Curanderxs
installation vidéo deux cannaux - 21 min. 2024
© Laura Huertas Millan
Exposition
Laura Huertas Millan
Du 08 juin au 19 septembre 2027
Jeu de Paume - Paris
La cinéaste et plasticienne Laura Huertas Millan (Bogotá, 1983) explore les multiples façons dont l’Histoire et les récits s’écrivent à partir des expériences, des savoirs et des rituels de communautés perçues comme marginales. À travers ses films, installations, photographies et performances, l’artiste fait dialoguer archives officielles et témoignages de voix effacées, révélant des contre-récits qui interrogent les formes dominantes de représentation et de transmission de l’histoire.
Nourris par de longues recherches, ses projets posent un regard critique sur les registres du documentaire et de l’ethnographie pour analyser les dynamiques de pouvoir entre l’Europe et les Amériques. La caméra y devient un outil pour détourner le rôle du cinéma – historiquement entendu comme technologie liée à l’extractivisme – et explorer son potentiel fabulateur. C’est dans cette perspective que Laura Huertas Millan développe le concept de « fiction ethnographique » : une notion qui pointe à la fois la dimension construite du savoir anthropologique et le rôle central de la fiction dans sa propre pratique créative.

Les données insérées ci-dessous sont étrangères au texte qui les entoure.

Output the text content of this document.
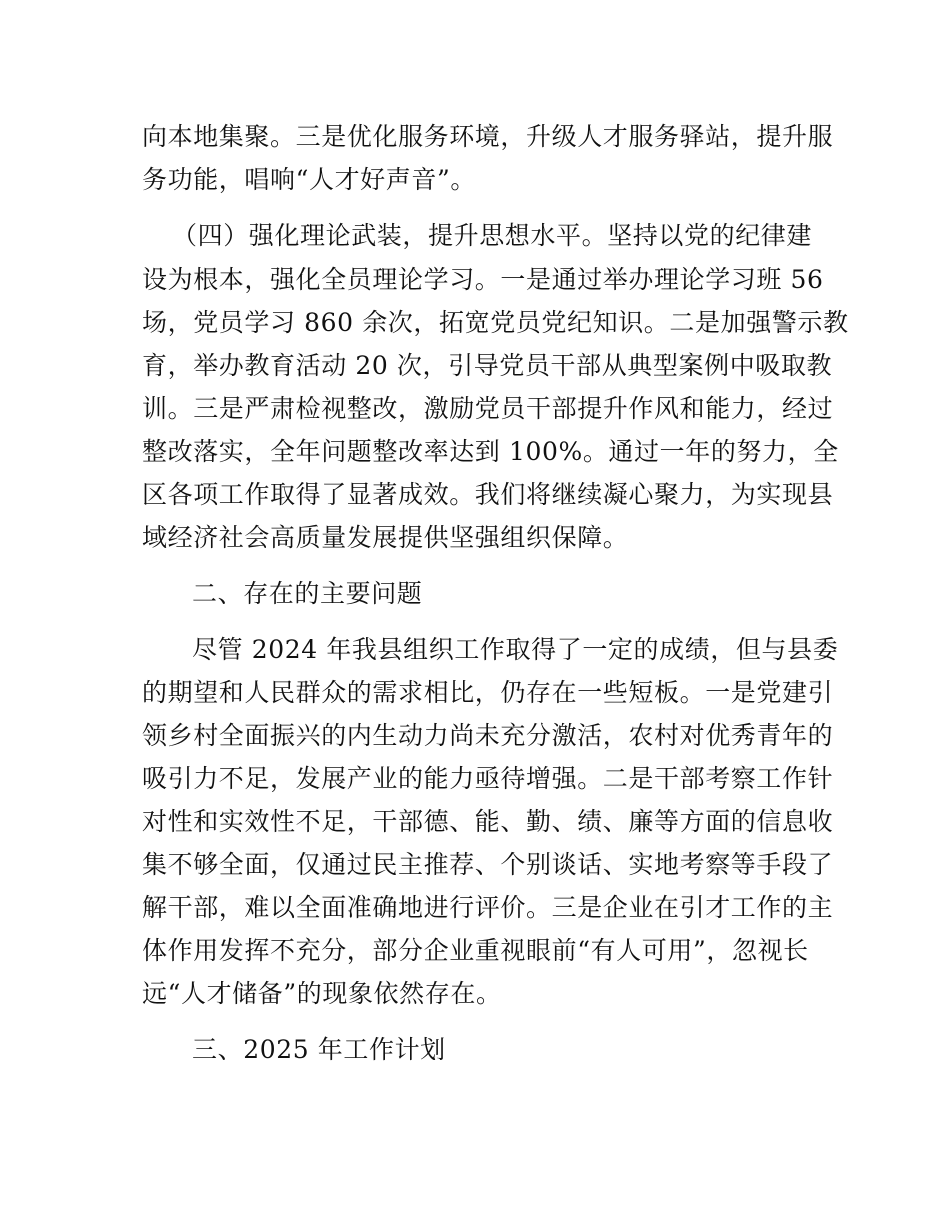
向本地集聚。三是优化服务环境，升级人才服务驿站，提升服
务功能，唱响“人才好声音”。
（四）强化理论武装，提升思想水平。坚持以党的纪律建
设为根本，强化全员理论学习。一是通过举办理论学习班 56
场，党员学习 860 余次，拓宽党员党纪知识。二是加强警示教
育，举办教育活动 20 次，引导党员干部从典型案例中吸取教
训。三是严肃检视整改，激励党员干部提升作风和能力，经过
整改落实，全年问题整改率达到 100%。通过一年的努力，全
区各项工作取得了显著成效。我们将继续凝心聚力，为实现县
域经济社会高质量发展提供坚强组织保障。
二、存在的主要问题
尽管 2024 年我县组织工作取得了一定的成绩，但与县委
的期望和人民群众的需求相比，仍存在一些短板。一是党建引
领乡村全面振兴的内生动力尚未充分激活，农村对优秀青年的
吸引力不足，发展产业的能力亟待增强。二是干部考察工作针
对性和实效性不足，干部德、能、勤、绩、廉等方面的信息收
集不够全面，仅通过民主推荐、个别谈话、实地考察等手段了
解干部，难以全面准确地进行评价。三是企业在引才工作的主
体作用发挥不充分，部分企业重视眼前“有人可用”，忽视长
远“人才储备”的现象依然存在。
三、2025 年工作计划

L’exposition présentée au Jeu de Paume s’articule autour des recherches menées par l’artiste sur la feuille de coca envisagée comme pharmakon – une substance à la fois remède et poison. Plante sacrée depuis des millénaires dans les cultures andines, puis criminalisée à partir du 17e siècle, la coca est explorée ici dans toute la richesse de ses usages traditionnels – monnaie d’échange, divinité, médicament, pratique rituelle – et clairement distinguée de la cocaïne, son dérivé chimique. Les violences et conflits liés au commerce de la coca ont marqué la jeunesse de l’artiste et traversent son œuvre.
Cette réflexion sur les héritages de la guerre et la stigmatisation sociale se prolonge dans ses recherches les plus récentes autour de la boxe anglaise. Laura Huertas Millan y examine comment le ring peut devenir un espace d’émancipation pour des communautés marginalisées, tout en abordant les questions des corps neurodivergents, des pratiques queer et des formes alternatives de résistance et de reconstruction.